Prepare the spice mix and chop the chicken, onions, and bell peppers. → Season the chicken and vegetables with the spice mix and marinate in the fridge. → Prepare the fresh guacamole with mashed avocado, tomatoes, onions, lime, and olive oil. → Sauté the onions and peppers first, then add the chicken and cook everything together for 12 minutes. → Assemble inside warm tortillas with guacamole, lettuce, sour cream, and cheese, then roll and serve.
These delicious chicken fajitas feature tender, spiced marinated chicken breast sautéed with peppers and onions.
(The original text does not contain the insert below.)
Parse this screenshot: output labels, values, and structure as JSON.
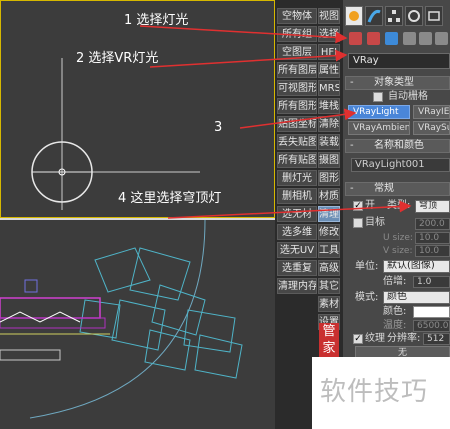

Served with fresh, zesty homemade guacamole, crisp lettuce, sour cream, and cheese inside warm tortillas, they make a perfect, vibrant Tex-Mex meal.
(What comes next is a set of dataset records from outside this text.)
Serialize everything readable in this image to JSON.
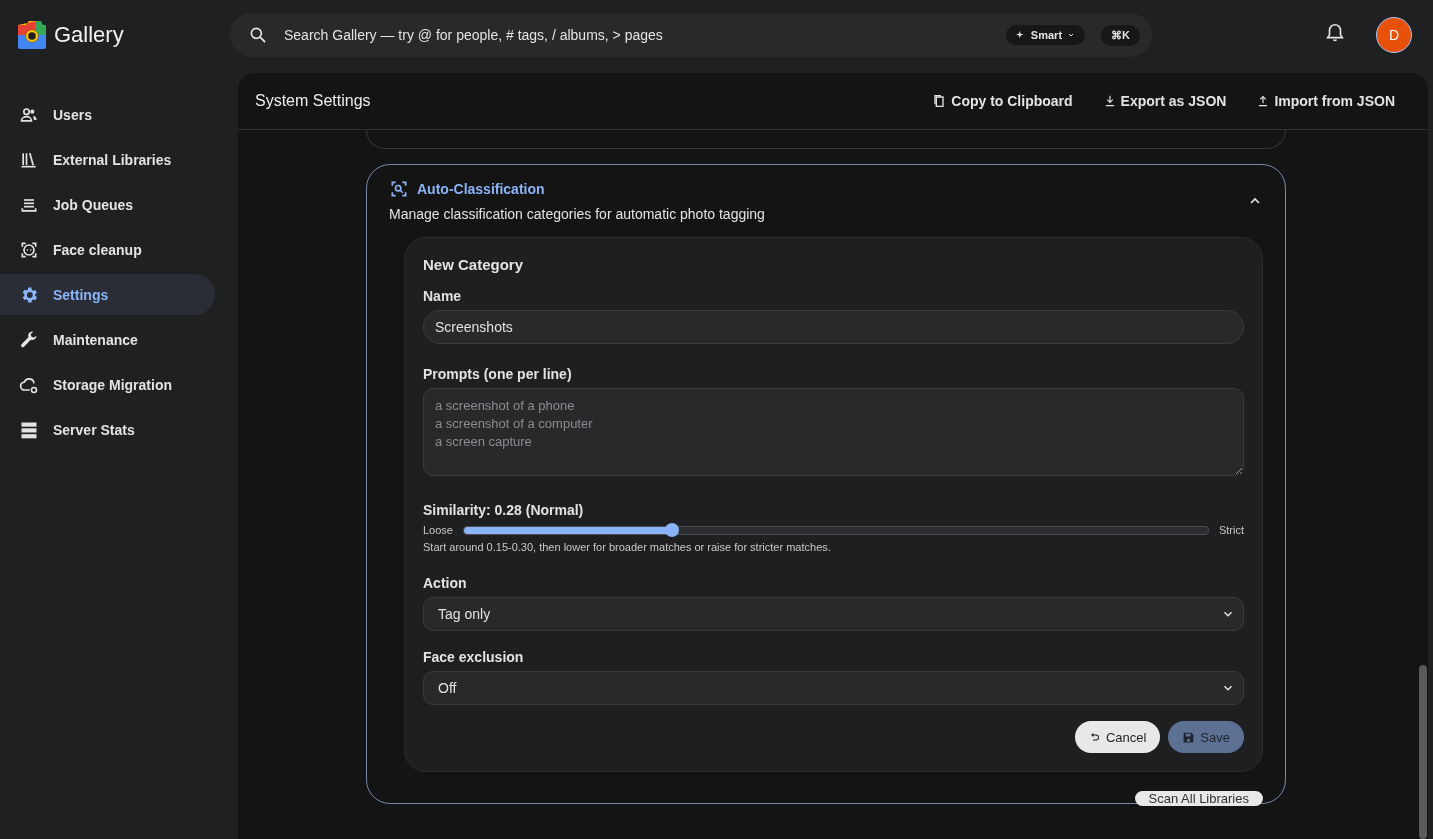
{
  "app": {
    "name": "Gallery"
  },
  "search": {
    "placeholder": "Search Gallery — try @ for people, # tags, / albums, > pages",
    "mode": "Smart",
    "shortcut": "⌘K"
  },
  "avatar": {
    "initial": "D"
  },
  "sidebar": {
    "items": [
      {
        "label": "Users",
        "selected": false
      },
      {
        "label": "External Libraries",
        "selected": false
      },
      {
        "label": "Job Queues",
        "selected": false
      },
      {
        "label": "Face cleanup",
        "selected": false
      },
      {
        "label": "Settings",
        "selected": true
      },
      {
        "label": "Maintenance",
        "selected": false
      },
      {
        "label": "Storage Migration",
        "selected": false
      },
      {
        "label": "Server Stats",
        "selected": false
      }
    ]
  },
  "page": {
    "title": "System Settings",
    "actions": [
      "Copy to Clipboard",
      "Export as JSON",
      "Import from JSON"
    ]
  },
  "section": {
    "title": "Auto-Classification",
    "description": "Manage classification categories for automatic photo tagging",
    "expanded": true,
    "form": {
      "title": "New Category",
      "name": {
        "label": "Name",
        "value": "Screenshots"
      },
      "prompts": {
        "label": "Prompts (one per line)",
        "placeholder": "a screenshot of a phone\na screenshot of a computer\na screen capture"
      },
      "similarity": {
        "label": "Similarity: 0.28 (Normal)",
        "min_label": "Loose",
        "max_label": "Strict",
        "level": 0.28,
        "hint": "Start around 0.15-0.30, then lower for broader matches or raise for stricter matches."
      },
      "action": {
        "label": "Action",
        "value": "Tag only"
      },
      "face_exclusion": {
        "label": "Face exclusion",
        "value": "Off"
      },
      "buttons": [
        "Cancel",
        "Save"
      ]
    },
    "scan_button": "Scan All Libraries"
  }
}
In a small bowl, combine paprika, ground cumin, onion powder, garlic powder, white granulated sugar, corn starch, sea salt flakes, ground chili, and cayenne pepper. Whisk the spices together until fully combined.
Prepare the brown onions by cutting off both ends, slicing them in half, peeling off the skin, and slicing them thinly. Place the sliced onions in a bowl.
Slice down and around the core of the red bell pepper, discard the core, tap out any seeds, and slice the pepper into thin strips. Add the sliced peppers to the bowl with the onions.
Butterfly the chicken breasts and slice them into strips. Place the chicken strips in a separate large mixing bowl.
Roughly chop the fresh oregano and add it to the chicken bowl. Grate the zest of one fresh lemon directly into the chicken bowl.
The cooked chicken and vegetable mix can be kept in the fridge for up to 4 days, or frozen for up to 4 months.
Any leftover guacamole will last up to 3 days in the fridge.
The longer you marinate the chicken (up to 24 hours), the richer and more enhanced the flavor will be.